The President of the Association of Magistrates and Judges of Ghana (AMJG), has revealed the arduous process adjudicators go through in order to have their allowances paid to them.
The highly respected Justice Senyo Dzamefe, said payment of allowances for service they had rendered, has now become a battleground, as members of the judiciary have to sometimes call in favours from people at the Presidency before they get paid.
“We have to fall on friends at the seat of government to push for such allowances to be paid,” he said on Wednesday.
The revelation from the AMJG, comes with reports available to The Herald that a businessman linked to the governing New Patriotic Party (NPP) flew some seven High Court and Court of Appeal judges, drawn from Accra and Kumasi to Dubai, and exposed them to luxurious holidaying during the legal break.

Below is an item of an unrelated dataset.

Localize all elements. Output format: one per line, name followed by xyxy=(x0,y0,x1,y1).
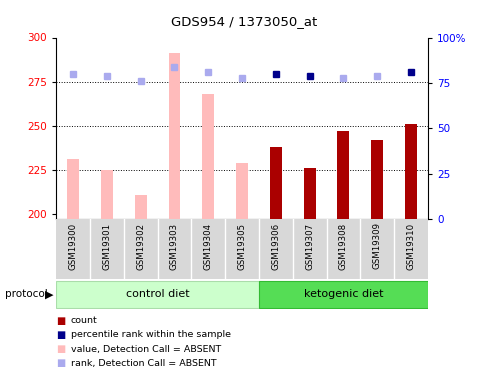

It is not clear, what motivated the businessman to send the jurists to the expensive holiday destination in the emirates, but the Dubai trip, which The Herald is working on, is just a reminder of how vulnerable some Ghanaian judges and magistrates are.
The funny side of that trip was when one of the judges was sent back home by officers of Ghana’s Immigration Service because of issues with his passport.
His colleagues went and enjoyed themselves with booze, food, women and shopped on the hefty allowance doled out to them by the said businessman.
Speaking at the Association’s Annual General Meeting, Justice Dzamefe, described it as saddening as it hinders the autonomy of the judicial arm of government.
“It is sad that judges in Ghana will have to fight every year for their legitimate allowances to be paid. It is sad that the leadership of the Association has to personally trek to the Ministry of Finance, Controller and Accountant General Department, Auditor-General’s Department to fight before allowances are paid.
“We have to fall on friends at the seat of government to push for such allowances to be paid”.
The Association’s President further noted that the erratic mode of payment of allowances has left many judges and magistrates frustrated.
He indicated “We feel disrespected about the way our allowances are paid as if it is a favour being done to us.”
Mentioning the fuel allowance as an example, Justice Dzamefe said no judge in the country has received such remuneration since January 2021.
He stated that due to the delay in payment, adjudicators are forced to pay for fuel from their already taxed salary and when the government is ready to refund, it is taxed again.
This, according to him, means judges pay double tax for fuel alone.
“The courts insist very much on timelines in litigations since they are creatures of statute and yet, same is overlooked it comes to payment of allowances to us,” he said.
Describing delayed payment of allowances as the judiciary’s biggest issue, Justice Dzamefe, appealed to the government to handle the matter amicably to ensure the smooth running of the arm.